Your first example (stripping out the unnecessary cruft):

foo = {}
foo.print = {}
function foo.print.say(msg)
    print(msg)
end

To get to your print function requires three table lookups:

  1. index _ENV with "foo"
  2. index foo table with "print"
  3. index foo.print table with "say".

Your second example:

local libraries = {}
libraries.print = {}
function libraries.print.say(msg)
    print(msg)
end

foo = {}
setmetatable(foo, {
    __index = function(t, key)
        return libraries[key];
    end
});

To get to your print function now requires five table lookups along with other additional work:

  1. index _ENV with "foo"
  2. index foo table with "print"
  3. Lua finds the result is nil, checks to see if foo has a metatable, finds one
  4. index metatable with "__index"
  5. check to see if the result is is is table or function, Lua find it's a function so it calls it with the key
  6. index libraries with "print"
  7. index the print table with "say"

Some of this extra work is done in the C code, so it's going to be faster than if this was all implemented in Lua, but it's definitely going to take more time.
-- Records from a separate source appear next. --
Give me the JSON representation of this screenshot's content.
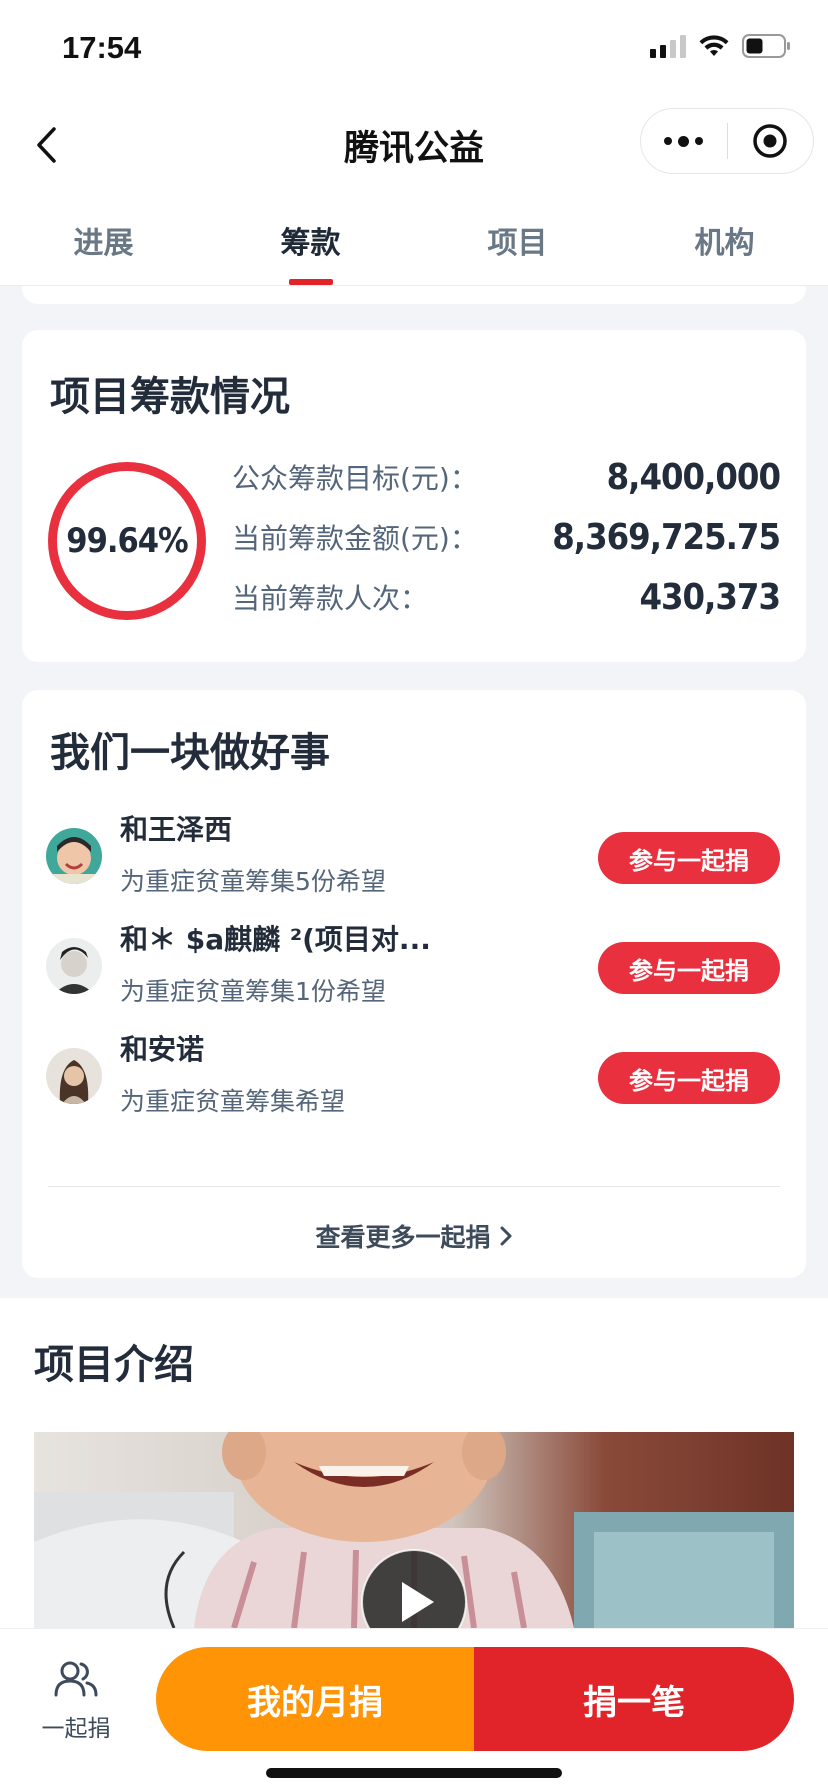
{
  "status_bar": {
    "time": "17:54"
  },
  "nav": {
    "title": "腾讯公益"
  },
  "tabs": [
    {
      "label": "进展"
    },
    {
      "label": "筹款",
      "active": true
    },
    {
      "label": "项目"
    },
    {
      "label": "机构"
    }
  ],
  "raise": {
    "title": "项目筹款情况",
    "percent": "99.64%",
    "stats": [
      {
        "label": "公众筹款目标(元)：",
        "value": "8,400,000"
      },
      {
        "label": "当前筹款金额(元)：",
        "value": "8,369,725.75"
      },
      {
        "label": "当前筹款人次：",
        "value": "430,373"
      }
    ]
  },
  "together": {
    "title": "我们一块做好事",
    "donors": [
      {
        "name": "和王泽西",
        "desc": "为重症贫童筹集5份希望",
        "button": "参与一起捐"
      },
      {
        "name": "和＊ $a麒麟 ²(项目对...",
        "desc": "为重症贫童筹集1份希望",
        "button": "参与一起捐"
      },
      {
        "name": "和安诺",
        "desc": "为重症贫童筹集希望",
        "button": "参与一起捐"
      }
    ],
    "more_link": "查看更多一起捐"
  },
  "intro": {
    "title": "项目介绍"
  },
  "bottom": {
    "together_label": "一起捐",
    "monthly_button": "我的月捐",
    "donate_button": "捐一笔"
  },
  "colors": {
    "accent_red": "#e9303e",
    "donate_red": "#e0242a",
    "monthly_orange": "#fe9406"
  }
}
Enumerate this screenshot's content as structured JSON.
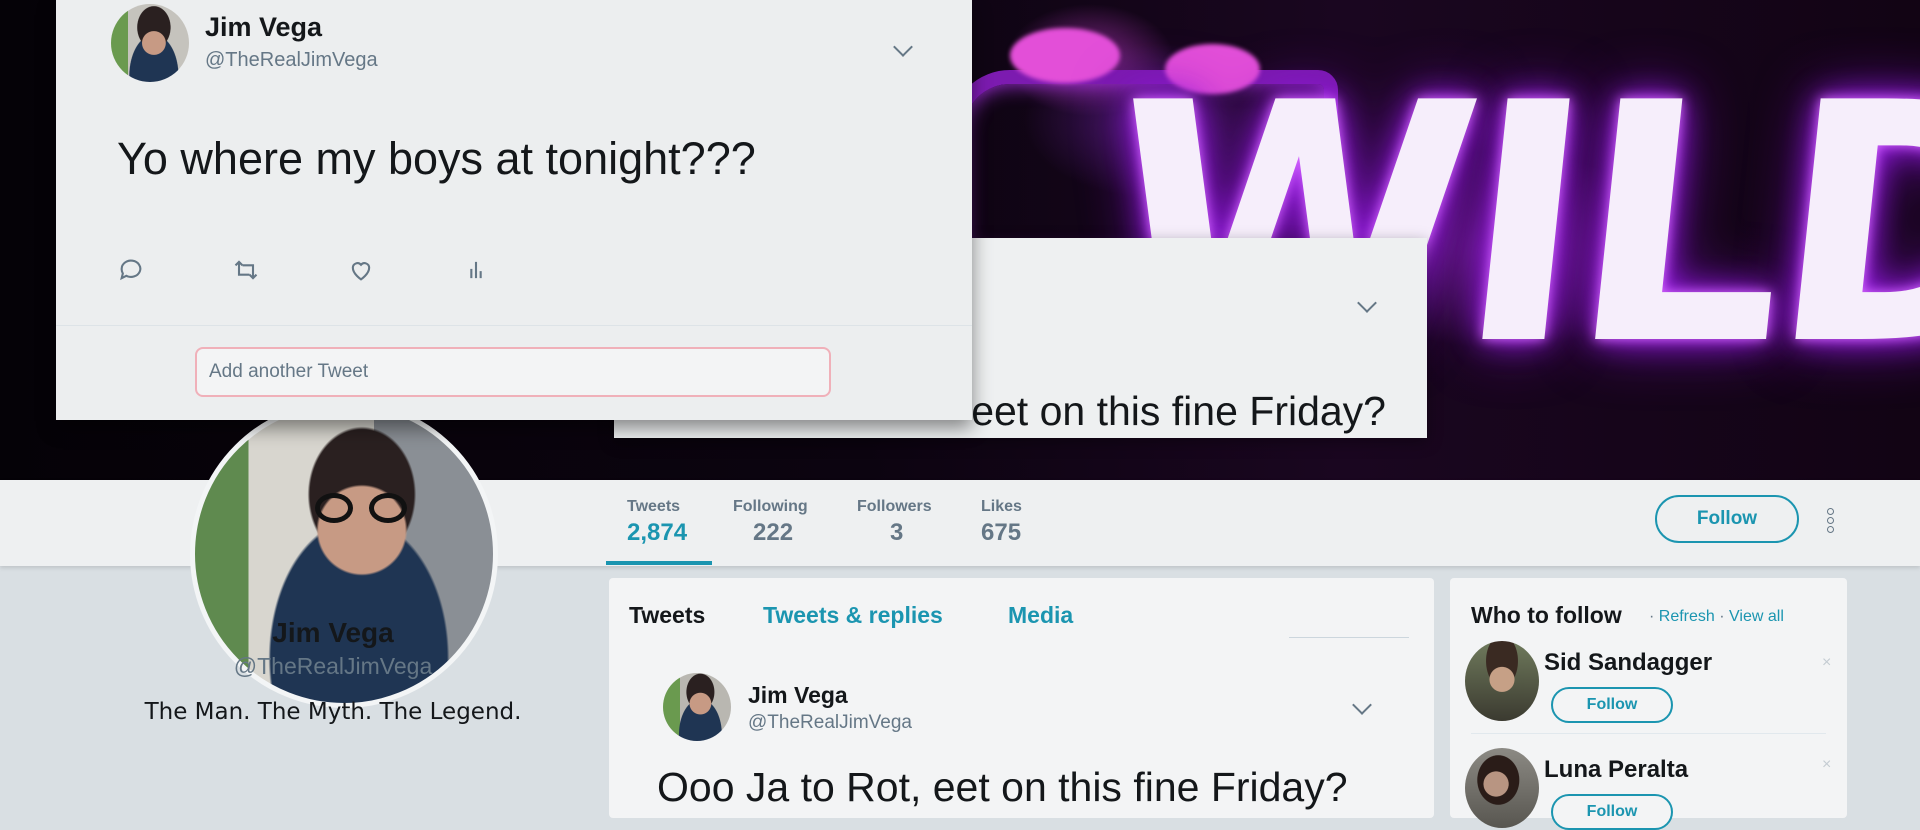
{
  "card1": {
    "name": "Jim Vega",
    "handle": "@TheRealJimVega",
    "text": "Yo where my boys at tonight???",
    "actions": [
      "reply-icon",
      "retweet-icon",
      "like-icon",
      "analytics-icon"
    ],
    "reply_placeholder": "Add another Tweet"
  },
  "card2": {
    "text": "eet on this fine Friday?"
  },
  "profile_nav": {
    "stats": [
      {
        "label": "Tweets",
        "value": "2,874"
      },
      {
        "label": "Following",
        "value": "222"
      },
      {
        "label": "Followers",
        "value": "3"
      },
      {
        "label": "Likes",
        "value": "675"
      }
    ],
    "follow_label": "Follow",
    "accent_color": "#1b95b0"
  },
  "profile": {
    "name": "Jim Vega",
    "handle": "@TheRealJimVega",
    "bio": "The Man. The Myth. The Legend."
  },
  "timeline": {
    "tabs": [
      "Tweets",
      "Tweets & replies",
      "Media"
    ],
    "tweet": {
      "name": "Jim Vega",
      "handle": "@TheRealJimVega",
      "text": "Ooo Ja to Rot, eet on this fine Friday?"
    }
  },
  "who_to_follow": {
    "title": "Who to follow",
    "refresh": "Refresh",
    "view_all": "View all",
    "separator": "·",
    "users": [
      {
        "name": "Sid Sandagger",
        "follow_label": "Follow"
      },
      {
        "name": "Luna Peralta",
        "follow_label": "Follow"
      }
    ],
    "dismiss": "×"
  },
  "banner": {
    "neon_text": "WILD"
  }
}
Benchmarking using the loop I showed above, the first version is roughly twice as fast as the second in vanilla Lua. In LuaJIT, both are exactly the same speed. Obviously the difference gets optimized away at runtime in LuaJIT (which is pretty impressive). Just goes to show how important benchmarking is.


Side note: Lua allows you to supply a table for __index, which will result in a lookup equivalent to your code:

setmetatable(foo, { __index = function(t, key) return libraries[key] end } )

So you could just write:

setmetatable(foo, { __index = libraries })

This also happens to be a lot faster.

다른 팁

Here is how I write my modules:

-- foo.lua
local MyLib = {}

function MyLib.foo()
    ...
end

return MyLib

-- bar.lua
local MyLib = require("foo.lua")
MyLib.foo()

Note that the return MyLib is not in a function. require captures this return value and uses it as the library. This way, there are no globals.